January 18, 2006: Creating “HELL.Ca” Is A Far More Serious Immigration Issue Than Getting Jobs For Immigrant Engineers
PRESS RELEASE
Liberal MP Maria Minna suggested last week that Ottawa pay part of the initial salaries of immigrant engineers to help them become established in Canada. This may attract the sympathy of well-intentioned Canadians who are not familiar with this issue. But it does not stand the test of a reality check and it is not the most important immigration-related issue, says Immigration Watch Canada.
Ms. Minna and all MP's have been told many times that Canada makes no effort to match the number of immigrants to Canada with the number of jobs available in Canada.

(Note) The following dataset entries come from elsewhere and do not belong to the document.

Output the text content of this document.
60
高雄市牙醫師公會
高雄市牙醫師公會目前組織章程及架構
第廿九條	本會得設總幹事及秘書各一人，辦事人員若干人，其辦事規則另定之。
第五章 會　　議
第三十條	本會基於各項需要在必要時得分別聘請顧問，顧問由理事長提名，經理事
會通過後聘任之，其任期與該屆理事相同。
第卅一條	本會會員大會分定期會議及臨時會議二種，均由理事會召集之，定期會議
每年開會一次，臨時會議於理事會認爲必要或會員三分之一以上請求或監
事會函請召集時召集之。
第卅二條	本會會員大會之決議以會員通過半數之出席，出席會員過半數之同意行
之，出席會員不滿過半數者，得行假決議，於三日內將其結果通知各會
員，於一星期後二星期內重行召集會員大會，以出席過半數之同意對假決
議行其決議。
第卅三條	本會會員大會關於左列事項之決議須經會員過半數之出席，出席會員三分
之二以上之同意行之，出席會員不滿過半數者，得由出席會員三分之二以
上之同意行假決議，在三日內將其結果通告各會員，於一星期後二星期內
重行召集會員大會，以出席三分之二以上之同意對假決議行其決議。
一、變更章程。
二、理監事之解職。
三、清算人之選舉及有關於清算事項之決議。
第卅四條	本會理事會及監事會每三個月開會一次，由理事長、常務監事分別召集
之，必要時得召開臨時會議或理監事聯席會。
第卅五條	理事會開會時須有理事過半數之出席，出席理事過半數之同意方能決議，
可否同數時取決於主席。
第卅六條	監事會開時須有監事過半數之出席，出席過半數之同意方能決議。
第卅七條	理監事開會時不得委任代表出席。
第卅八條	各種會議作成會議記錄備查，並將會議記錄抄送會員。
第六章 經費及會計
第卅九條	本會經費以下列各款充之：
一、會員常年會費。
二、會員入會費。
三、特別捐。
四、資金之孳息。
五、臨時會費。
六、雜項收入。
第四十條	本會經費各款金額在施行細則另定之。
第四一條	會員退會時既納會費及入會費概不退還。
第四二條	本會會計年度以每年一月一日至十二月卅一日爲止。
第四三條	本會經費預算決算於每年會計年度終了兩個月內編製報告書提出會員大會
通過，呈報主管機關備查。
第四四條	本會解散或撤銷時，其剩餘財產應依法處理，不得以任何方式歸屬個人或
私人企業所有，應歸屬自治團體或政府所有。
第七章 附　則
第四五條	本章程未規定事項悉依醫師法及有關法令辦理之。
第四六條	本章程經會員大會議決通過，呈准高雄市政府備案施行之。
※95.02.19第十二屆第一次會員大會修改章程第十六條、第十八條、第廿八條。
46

But Ms. Minna and most MP's have done almost nothing to correct this matter.
For example, a Citizenship and Immigration Canada publication entitled “Highly Skilled Immigrants” states that 15,000 immigrants arriving in the year 2000 declared engineering to be their occupation. The Canadian Council of Professional Engineers reports that in the same year, Canada graduated between 10,000 to 11,000 engineers from its own engineering schools. That means over 25,000 engineers suddenly entered the Canadian work force in the year 2000.
Canadian engineering schools can best answer the question of whether enough engineering jobs existed in Canada for even the Canadian graduates in the year 2000—to say nothing of the foreign-trained. But it seems highly unlikely that Canada's economy could have absorbed over 25,000 engineers in any one year. The same situation probably exists for many other professions and the immigrants who want to fill them.
Instead of stampeding to the nearest bandwagon, Ms. Minna and her fellow stampeders should answer a few important questions for Canadians:
(1) Why did Canada bring in so many engineers when it should have seemed obvious to anyone that these people would probably be unable to find engineering jobs or would be competing with Canadian graduates for jobs? Wouldn't it have been more responsible and more sensible to tell these people they had little hope of finding engineering jobs? Wouldn't it have made sense to deny these people immigrant status if it was so clear that Canada did not need them?
Canadians like to think that our immigration programme is under control and based on benefit to its own citizens. But this action is more evidence that this is not the case and that it is in a state of chaos. Ms. Minna has been a leading advocate of this chaos. It does not make sense for her to blame Canada's certification agencies and to ask Canadians to pay for her mistakes and the greed of the immigration industry whose interests she has promoted.
(2) Also, don't potential immigrants have some responsibility to investigate employment prospects before they come here to stay? Or are they merely to believe everything they hear and then complain unendingly about their victimization?
(3) Are Canada's professional agencies supposed to believe, without checking, the claims of all immigrant professionals—even though Canadians know that many of these people come from areas of the world where creating false documentation is rampant?
(4) Since Ms. Minna and others seem to be on a mission to help unemployed or under-employed become established, why don't they use their passion to pressure our federal government to take an inventory of unemployed or underemployed, highly-skilled Canadian-born? Despite claims that Canada is experiencing a “Boom Economy”, tens of thousands of highly-skilled Canadian-born are unemployed or are working in low-paying “McJobs”.
After having determined approximate numbers of unemployed or under-employed Canadian-born, why don't Ms. Minna, and others of like mind, pressure our federal government to help Canadian-born to get established?
Or, as many Canadians suspect, does the “help”, that Ms. Minna (and other great Canadian humanitarians from Canada's immigration industry) want to dispense, suddenly stop when Canadian-born are involved?
The economic well-being of skilled Canadian-born should have been a major issue in this election. The degradation of Canada's three major immigrant-receiving areas, and the cultural tsunamis that these three immigrant-receiving areas have been forced to endure should also have been treated as extremely important issues. These should have been election issues for the obvious reason that mass immigration to Canada has had a profound and particularly negative effect on the half of Canada that considers itself to be large and urban.
Why haven't these really important immigration issues been raised in this election campaign? Why have Canadians had only the recent, irresponsible talk from Ms. Minna and others (particularly the leaders of major political parties) about reducing the Immigrant Landing Fee and assisting immigrant engineers or other immigrant professionals? It is obvious that these matters are diversions from the real issues.
Canada's immigration policies should be serving Canadians.
Instead, Canada's immigration policies are creating HELL.CA for many Canadians. Anybody with an ounce of perception can see that this is happening. And now, anybody can see that Canada will need a tonne of cure to correct this situation.
It didn't have to be this way for the past 15 years. And it doesn't have to be this way now and in the future.
All candidates in this federal election and all politicians at the provincial and municipal levels have to come out of hiding, face this issue, and do something about it.